Segundo notícias, o Internacional FC de Porto Alegre pretende, de maneira sorrateira, demitir Saci-pererê do cargo de mascote oficial do clube. Para sua vaga já foi escalado um macaco, curiosamente chamado de Escurinho.
Não vamos culpar o clube de futebol. Afinal, os tempos são outros e Saci seria uma péssima influência para as crianças, sempre pitando seu infame cachimbo. Passível até de responsabilização por danos morais em algum juizado por aí. Algo inaceitável para a segurança pública. Lembro que na minha infância existiam uns cigarrinhos de chocolates, embalados em caixas, cujo rótulo era um menino negro fumando. Uma dupla agressão à moral e bons costumes de nossa muito respeitável sociedade. Em apenas uma embalagem instigava-se nas crianças o racismo e o vício!

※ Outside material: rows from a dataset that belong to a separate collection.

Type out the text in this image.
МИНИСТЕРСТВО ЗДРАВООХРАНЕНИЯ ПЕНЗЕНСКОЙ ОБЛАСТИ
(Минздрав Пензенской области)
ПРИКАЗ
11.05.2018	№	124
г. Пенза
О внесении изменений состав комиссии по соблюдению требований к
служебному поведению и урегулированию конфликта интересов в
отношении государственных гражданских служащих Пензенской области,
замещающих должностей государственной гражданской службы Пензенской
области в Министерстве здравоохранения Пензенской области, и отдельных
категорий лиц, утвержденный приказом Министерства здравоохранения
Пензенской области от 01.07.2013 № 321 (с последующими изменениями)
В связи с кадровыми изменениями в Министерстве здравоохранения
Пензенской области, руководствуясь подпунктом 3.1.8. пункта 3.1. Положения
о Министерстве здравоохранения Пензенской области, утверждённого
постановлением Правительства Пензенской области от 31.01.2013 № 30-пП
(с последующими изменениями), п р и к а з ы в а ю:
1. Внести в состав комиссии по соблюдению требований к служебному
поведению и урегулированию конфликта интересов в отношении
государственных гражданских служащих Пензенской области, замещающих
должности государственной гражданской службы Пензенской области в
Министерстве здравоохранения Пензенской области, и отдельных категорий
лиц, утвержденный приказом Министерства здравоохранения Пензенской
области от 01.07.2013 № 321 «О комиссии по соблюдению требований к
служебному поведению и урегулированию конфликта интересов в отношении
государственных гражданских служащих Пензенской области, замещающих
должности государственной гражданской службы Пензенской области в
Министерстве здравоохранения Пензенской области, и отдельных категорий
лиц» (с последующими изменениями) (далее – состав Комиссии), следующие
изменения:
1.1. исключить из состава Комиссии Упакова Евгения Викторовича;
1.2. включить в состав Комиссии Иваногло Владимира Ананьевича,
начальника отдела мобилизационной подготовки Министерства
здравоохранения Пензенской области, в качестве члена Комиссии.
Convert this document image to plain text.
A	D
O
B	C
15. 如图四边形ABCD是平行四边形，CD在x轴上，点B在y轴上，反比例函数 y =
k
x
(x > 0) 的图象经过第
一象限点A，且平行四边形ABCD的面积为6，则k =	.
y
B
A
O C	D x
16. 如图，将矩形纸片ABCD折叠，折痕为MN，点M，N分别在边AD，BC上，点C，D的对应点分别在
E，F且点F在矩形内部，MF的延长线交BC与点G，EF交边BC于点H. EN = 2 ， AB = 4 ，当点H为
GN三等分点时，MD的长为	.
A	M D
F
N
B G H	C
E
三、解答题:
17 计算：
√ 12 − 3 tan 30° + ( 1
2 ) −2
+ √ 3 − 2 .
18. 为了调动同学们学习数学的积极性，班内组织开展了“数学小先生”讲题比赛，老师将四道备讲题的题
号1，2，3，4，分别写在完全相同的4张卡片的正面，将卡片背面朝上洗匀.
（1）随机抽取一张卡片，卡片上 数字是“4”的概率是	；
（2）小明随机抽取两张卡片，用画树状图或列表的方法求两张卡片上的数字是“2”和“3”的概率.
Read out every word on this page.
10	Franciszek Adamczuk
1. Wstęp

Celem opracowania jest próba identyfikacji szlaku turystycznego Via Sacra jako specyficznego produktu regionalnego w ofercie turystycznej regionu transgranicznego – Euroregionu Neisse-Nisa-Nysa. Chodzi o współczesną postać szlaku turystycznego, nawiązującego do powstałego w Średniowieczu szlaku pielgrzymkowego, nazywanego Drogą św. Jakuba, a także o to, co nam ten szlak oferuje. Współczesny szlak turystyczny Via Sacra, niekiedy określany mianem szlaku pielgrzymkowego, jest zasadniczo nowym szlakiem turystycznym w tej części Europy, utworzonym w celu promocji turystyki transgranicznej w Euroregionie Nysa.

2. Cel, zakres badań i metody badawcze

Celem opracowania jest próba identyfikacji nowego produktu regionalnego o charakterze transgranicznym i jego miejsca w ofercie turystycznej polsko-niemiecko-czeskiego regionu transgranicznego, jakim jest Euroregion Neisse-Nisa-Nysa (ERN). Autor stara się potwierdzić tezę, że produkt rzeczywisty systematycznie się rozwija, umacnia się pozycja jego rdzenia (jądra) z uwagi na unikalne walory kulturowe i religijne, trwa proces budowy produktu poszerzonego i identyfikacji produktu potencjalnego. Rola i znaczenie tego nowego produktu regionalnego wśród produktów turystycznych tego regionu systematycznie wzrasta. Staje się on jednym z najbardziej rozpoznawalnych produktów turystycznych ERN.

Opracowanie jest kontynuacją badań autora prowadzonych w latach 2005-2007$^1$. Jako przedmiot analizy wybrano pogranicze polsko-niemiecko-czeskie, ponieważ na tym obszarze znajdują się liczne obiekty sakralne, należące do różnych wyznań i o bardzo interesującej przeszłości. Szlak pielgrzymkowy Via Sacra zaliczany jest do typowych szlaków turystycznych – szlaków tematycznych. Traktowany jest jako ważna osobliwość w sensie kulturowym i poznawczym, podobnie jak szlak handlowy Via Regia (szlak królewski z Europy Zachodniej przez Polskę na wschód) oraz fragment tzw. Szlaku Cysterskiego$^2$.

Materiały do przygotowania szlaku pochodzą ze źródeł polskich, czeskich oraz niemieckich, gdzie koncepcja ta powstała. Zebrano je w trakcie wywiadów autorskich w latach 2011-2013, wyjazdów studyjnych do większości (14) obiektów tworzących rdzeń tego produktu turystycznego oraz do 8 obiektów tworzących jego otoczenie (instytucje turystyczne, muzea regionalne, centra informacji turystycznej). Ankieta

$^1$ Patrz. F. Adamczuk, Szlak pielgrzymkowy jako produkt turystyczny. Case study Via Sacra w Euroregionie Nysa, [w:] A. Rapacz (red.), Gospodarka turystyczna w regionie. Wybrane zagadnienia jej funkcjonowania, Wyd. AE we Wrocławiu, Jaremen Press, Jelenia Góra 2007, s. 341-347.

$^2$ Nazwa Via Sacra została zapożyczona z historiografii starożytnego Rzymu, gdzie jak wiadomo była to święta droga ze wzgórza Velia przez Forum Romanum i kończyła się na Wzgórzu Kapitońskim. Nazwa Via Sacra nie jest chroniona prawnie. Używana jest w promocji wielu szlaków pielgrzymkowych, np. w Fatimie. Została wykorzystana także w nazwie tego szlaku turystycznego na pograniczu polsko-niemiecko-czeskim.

Aliás, pior, ao vício de cigarro e de chocolate, que muito em breve também ter suas propagandas com alertas sobre a possibilidade do consumo excessivo transformar você em um obeso mórbido. As fotos na embalagem serão horrendas senhoras, pensando quatrocentos quilos.
Tempos perigosos aqueles. Não possuíamos quem pensasse por nós e vivíamos indefesos, à mercê de inescrupulosos fabricantes de cigarrinhos de chocolate. Sem a patrulha politicamente correta, não sabíamos como consumir, xingar com educação ou ser preconceituoso com respeito. Recentemente vi que o jovem afro-descendente da embalagem perdeu o cigarro, usa uma roupinha mais classe-média e trás entediantes lápis de colorir. O novo sabor? Não faço a mais vaga idéia, pois não comprei. O barato mesmo era fingir que fumava chocolate, algo que certamente transformou minha geração em fumantes desbragados, que vivem tossindo seus pulmões pelos cantos.
Mas, convenhamos, Saci teve o que mereceu. Deveria ter notado que os tempos eram outros, menos tolerantes aos vícios. Negro, deficiente, fumante e travesso, Pererê teve bastante tempo para se emendar na vida, largar o cachimbo, comprar uma perna mecânica igual a do Rei Roberto, daquelas tão discretas que viram lendas. Se tivesse um pouco mais de bom senso, hoje estaria ocupando uma vaga em universidade ou, melhor ainda, um cargo de caximbador carimbador maluco no serviço público.
Talvez ainda haja tempo para Saci. Sugiro a substituição do cachimbo, por algum outro objeto. Uma cuia de chimarrão? Não, muito regionalista. Uma pipa? Não, pode incentivar as crianças a se eletrocutarem na rede elétrica. Deixar as mão vazias? Não, vai parecer que ele é pobre, coisa que de fato ele é, mas não precisa parecer. O ideal é uma pastinha escolar e um livro na outra mão! Incentiva a educação e a leitura em apenas um mascote.
De todo, se não houver salvação para o emprego do Saci-pererê, espero que ele volte em segurança para o Reino de Narizinho, lugar muito mais divertido e fantástico que este onde vivemos. Entretanto, no caminho, não custa passar no Rio de Janeiro e avisar ao botafoguense Manequinho para guardar suas vergonhas e parar de fazer xixi em público. Afinal, a patrulha está à solta, para nossa segurança.